Genau meine Meinung. Also lies' doch bitte nochmal nach und versuche zu verstehen was ich meine. Und bitte Hirn einschalten. Propaganda ausschalten.

Und zum Treibhauseffekt:

Du bestreitest, dass der größte Anteil von Wasserdampf kommt, oder dass das meiste CO2 in der Atmosphäre aus natürlichen Quellen kommt?

Äh, und an welchem Punkt, das ich gebracht habe, hast du jetzt eigentlich konkret was auszusetzen?


Grüße

Apfelbaumpflanzer
Antworten
ashoka:

Man oh man

 
20.09.02 14:02
Hier nur ein Satz von mir aus dem gesamten Thread.

Hinzu kommt, dass es absurd ist eine Quelle der Umweltzerstoerung durch eine andere zu ersetzen.

Verstehst Du das?

Im uebrigen schreibst Du ganz klar,:
"Weisst du, wieviel Energie man braucht, eine Solarzelle zu bauen?"
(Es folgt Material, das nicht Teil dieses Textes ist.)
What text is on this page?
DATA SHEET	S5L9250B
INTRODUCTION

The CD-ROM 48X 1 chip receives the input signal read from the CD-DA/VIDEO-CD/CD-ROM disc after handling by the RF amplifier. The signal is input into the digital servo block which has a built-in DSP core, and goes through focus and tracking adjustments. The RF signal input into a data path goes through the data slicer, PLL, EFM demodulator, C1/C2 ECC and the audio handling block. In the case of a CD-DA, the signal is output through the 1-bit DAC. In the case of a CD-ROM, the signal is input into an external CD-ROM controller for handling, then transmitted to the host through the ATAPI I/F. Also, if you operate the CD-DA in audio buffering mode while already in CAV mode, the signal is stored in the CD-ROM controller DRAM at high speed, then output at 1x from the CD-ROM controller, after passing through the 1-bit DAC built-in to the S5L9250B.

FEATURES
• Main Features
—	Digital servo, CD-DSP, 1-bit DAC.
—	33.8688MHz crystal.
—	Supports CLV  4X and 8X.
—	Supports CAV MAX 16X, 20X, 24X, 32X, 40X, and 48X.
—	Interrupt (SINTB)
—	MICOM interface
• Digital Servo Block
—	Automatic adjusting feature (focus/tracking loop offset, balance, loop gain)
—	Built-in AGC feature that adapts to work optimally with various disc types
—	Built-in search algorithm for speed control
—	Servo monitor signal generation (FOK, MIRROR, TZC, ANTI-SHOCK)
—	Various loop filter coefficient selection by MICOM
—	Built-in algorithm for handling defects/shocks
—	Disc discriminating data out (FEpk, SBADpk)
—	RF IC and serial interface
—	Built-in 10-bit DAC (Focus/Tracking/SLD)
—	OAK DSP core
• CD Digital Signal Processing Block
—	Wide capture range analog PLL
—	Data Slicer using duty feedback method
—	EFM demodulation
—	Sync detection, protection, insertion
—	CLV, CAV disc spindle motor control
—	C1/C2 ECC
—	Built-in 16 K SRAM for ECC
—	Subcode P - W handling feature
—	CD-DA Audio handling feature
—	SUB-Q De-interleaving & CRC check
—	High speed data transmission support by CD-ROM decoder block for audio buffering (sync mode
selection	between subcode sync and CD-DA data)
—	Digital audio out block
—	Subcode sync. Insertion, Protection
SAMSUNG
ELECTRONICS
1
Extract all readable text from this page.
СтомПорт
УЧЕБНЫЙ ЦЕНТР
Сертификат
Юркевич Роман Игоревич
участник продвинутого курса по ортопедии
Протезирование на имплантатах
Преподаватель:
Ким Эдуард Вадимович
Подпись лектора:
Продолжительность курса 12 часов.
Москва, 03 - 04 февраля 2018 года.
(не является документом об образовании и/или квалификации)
Niemals habe ich die Energien in eine Rechnung einbezogen, die zum Bau eines Atomkraftwerkes aufzuwenden sind. Nur soviel zu Deiner Information. Eine Windanlage rechnet sich bereits nach ca. 6 Monaten Betrieb. CO2 faellt bei der "Energieproduktion" nicht an. Muesste man den Wind erst irgendwo abbauen, um ihn dann den Anlagen zur Verfuegung zu stellen, kaeme das auch mit in eine Rechnung. Genauso ist das nun mal mit dem Uran zu sehen. Jetzt verstanden?
Und Dein Forschungsbedarf ist einfach laecherlich. Die Forschung muss einzig und allein in eine Richtung gehen und das sind die regenerativen Energien. Willst Du das bestreiten?
Kannst Du mal bitte erklaeren, was Du unter oekologischem Gleichgewicht verstehst?
Ach ja, und das die Industrie keinen Bock mehr auf Atomenergie haette ist ja wohl der Lacher schlechthin. Musstest Du nicht ueber Dich selbst lachen als Du das geschrieben hast?